Pourquoi tirer le traîneau de l'enfance
Aux barbelés du temps irrésolu :
Cycles indécis dont s'orne l'innocence ?
Ô douce symphonie… j’aurais voulu,
En de brumeuses ides, te parer d'indulgence !
Paître sur tes jachères, semble indispensable ;
Pourrais-je sans surseoir, du mal,
Lier les taraudantes luttes, hors du sable,
Las, meurtri de ventées hiémales.
Aux lunes éteintes, au ciel d'infortune,
Se crispent mes pas... ma bancale marche
N'a du retenir, plus d'offres opportunes
Codifiées de nuits qui harnachent,
Accoutrent de mesquines breloques,
Asservies en ces jeux ridicules, aux lois,
Aux règles promulguées ad hoc :
Intrusives formules pour gens de bon aloi
Dopés d'ordalies, rédhibitoires clauses
Narguant l'espèce, pour en faire,
Des complaisances, spires d'anamorphose,
Au tain de remembrance que flairent,
Sans s'en incommoder, les riches souvenirs
De sépia de fastidieux grimauds ;
De la communale, longent, sans en honnir,
Le préau du savoir lesté de maux (mots ?!).
Pourquoi édulcorer l'onguent de sapience,
Quand l'oubli pénètre le tissu cognitif ?
Peu à peu, s'y délient les codes d'alliance,
Ces principes pentus de décrets incisifs.

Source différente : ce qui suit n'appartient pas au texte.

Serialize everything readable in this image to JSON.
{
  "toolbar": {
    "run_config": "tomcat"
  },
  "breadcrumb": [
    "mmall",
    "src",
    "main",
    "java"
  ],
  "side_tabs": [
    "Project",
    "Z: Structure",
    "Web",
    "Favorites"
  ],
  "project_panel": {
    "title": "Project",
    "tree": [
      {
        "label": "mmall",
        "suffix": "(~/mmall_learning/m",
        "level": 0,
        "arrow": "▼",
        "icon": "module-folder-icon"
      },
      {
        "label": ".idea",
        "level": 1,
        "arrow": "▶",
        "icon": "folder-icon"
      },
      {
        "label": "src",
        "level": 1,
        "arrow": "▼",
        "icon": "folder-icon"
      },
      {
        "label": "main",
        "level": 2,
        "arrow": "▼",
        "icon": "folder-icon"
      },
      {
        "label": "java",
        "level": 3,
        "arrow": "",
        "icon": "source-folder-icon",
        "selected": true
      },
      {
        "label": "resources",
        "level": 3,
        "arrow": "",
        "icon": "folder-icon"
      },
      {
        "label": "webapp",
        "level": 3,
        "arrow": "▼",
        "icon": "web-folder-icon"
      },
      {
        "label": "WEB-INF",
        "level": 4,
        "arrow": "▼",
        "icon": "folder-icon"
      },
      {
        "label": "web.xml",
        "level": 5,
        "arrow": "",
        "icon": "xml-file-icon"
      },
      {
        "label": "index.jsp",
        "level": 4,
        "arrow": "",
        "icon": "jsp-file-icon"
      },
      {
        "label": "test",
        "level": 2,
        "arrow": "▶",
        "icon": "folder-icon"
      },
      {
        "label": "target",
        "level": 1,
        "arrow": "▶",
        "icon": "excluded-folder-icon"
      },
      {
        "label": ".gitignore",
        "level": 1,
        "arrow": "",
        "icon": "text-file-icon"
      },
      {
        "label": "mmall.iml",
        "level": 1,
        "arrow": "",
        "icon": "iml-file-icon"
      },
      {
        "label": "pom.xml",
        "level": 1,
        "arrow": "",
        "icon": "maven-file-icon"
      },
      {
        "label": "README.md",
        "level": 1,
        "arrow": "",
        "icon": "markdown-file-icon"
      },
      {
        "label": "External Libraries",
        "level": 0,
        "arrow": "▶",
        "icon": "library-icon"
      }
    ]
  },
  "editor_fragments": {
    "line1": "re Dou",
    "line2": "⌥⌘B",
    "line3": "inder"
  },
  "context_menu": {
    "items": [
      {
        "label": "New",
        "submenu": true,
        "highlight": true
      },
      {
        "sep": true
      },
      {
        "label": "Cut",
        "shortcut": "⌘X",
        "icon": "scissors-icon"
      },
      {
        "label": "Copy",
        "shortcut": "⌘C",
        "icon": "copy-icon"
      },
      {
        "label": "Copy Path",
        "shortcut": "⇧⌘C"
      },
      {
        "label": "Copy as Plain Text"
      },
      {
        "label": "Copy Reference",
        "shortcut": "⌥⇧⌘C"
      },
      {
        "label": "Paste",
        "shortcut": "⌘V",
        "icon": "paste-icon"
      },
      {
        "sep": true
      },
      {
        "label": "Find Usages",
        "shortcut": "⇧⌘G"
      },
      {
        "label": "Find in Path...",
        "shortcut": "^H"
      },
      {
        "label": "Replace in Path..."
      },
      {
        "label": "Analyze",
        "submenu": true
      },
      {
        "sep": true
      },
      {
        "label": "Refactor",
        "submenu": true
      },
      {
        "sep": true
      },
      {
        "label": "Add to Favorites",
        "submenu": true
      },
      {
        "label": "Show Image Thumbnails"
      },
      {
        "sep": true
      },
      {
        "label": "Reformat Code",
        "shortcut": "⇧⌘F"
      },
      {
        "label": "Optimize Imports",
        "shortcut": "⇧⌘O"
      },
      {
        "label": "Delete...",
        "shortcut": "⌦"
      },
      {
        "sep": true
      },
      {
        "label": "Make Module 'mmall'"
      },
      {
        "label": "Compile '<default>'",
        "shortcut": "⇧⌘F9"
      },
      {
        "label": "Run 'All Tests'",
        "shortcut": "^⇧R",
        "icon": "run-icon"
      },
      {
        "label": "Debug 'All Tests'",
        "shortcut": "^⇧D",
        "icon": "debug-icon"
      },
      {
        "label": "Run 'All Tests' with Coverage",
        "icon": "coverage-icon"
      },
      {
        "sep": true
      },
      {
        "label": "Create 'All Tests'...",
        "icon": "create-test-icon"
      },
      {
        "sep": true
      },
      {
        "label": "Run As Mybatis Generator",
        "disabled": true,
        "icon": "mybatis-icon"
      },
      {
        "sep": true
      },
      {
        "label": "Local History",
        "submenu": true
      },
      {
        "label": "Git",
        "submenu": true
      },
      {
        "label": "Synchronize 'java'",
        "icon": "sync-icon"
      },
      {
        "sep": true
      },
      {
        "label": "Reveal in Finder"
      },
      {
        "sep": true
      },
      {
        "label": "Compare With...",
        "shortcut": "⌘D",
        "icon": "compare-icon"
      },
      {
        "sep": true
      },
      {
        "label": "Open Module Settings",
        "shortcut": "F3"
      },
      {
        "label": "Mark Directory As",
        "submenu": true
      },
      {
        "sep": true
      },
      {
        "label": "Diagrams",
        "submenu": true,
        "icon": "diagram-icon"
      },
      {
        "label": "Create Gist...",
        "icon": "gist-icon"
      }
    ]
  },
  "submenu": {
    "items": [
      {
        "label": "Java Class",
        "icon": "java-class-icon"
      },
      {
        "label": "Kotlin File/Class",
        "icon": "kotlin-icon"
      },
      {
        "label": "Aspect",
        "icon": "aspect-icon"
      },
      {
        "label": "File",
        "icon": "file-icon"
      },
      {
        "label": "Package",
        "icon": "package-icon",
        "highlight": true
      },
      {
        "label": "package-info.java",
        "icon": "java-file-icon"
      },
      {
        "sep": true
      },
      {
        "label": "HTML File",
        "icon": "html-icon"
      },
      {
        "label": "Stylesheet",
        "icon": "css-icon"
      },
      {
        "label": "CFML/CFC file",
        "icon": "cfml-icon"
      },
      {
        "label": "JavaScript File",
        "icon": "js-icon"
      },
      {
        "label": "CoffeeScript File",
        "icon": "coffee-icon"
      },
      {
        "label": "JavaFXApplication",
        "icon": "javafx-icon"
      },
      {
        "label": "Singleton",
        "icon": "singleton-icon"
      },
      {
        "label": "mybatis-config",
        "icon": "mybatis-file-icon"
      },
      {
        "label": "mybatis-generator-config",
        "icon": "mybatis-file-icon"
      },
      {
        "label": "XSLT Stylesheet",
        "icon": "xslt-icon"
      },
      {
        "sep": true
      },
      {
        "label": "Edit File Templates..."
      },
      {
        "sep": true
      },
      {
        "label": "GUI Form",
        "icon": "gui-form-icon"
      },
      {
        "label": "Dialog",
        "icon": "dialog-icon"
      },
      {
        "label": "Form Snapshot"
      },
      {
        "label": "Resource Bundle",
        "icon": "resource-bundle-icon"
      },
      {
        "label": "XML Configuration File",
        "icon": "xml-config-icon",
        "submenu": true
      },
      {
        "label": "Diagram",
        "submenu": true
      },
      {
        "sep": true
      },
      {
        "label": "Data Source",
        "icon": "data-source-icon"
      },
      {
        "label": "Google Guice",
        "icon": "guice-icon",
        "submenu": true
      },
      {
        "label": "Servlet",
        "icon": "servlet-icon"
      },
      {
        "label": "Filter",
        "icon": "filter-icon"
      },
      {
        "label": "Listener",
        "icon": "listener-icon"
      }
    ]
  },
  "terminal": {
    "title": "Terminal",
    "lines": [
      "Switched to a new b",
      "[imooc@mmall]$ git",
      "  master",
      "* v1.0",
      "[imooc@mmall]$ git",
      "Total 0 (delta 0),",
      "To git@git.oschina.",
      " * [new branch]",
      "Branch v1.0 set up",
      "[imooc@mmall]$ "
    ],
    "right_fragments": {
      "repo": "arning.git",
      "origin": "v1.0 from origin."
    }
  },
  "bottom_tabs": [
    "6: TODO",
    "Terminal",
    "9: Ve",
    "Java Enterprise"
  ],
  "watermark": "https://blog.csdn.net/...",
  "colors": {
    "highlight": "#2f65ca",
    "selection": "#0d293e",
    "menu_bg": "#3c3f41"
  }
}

Sans user en ces joutes, d'entropie,
De cautèle, je chemine serein au nord
Des jouissances… peut-être par dépit,
Sans m’accorer aux ruses insonores,
Hors la sente de kaisers à l'étroit
Au jaseran cintré d'injonctions voilées :
Simulacres à l'ombre d'un beffroi
Mollement soutenu de frêles propylées.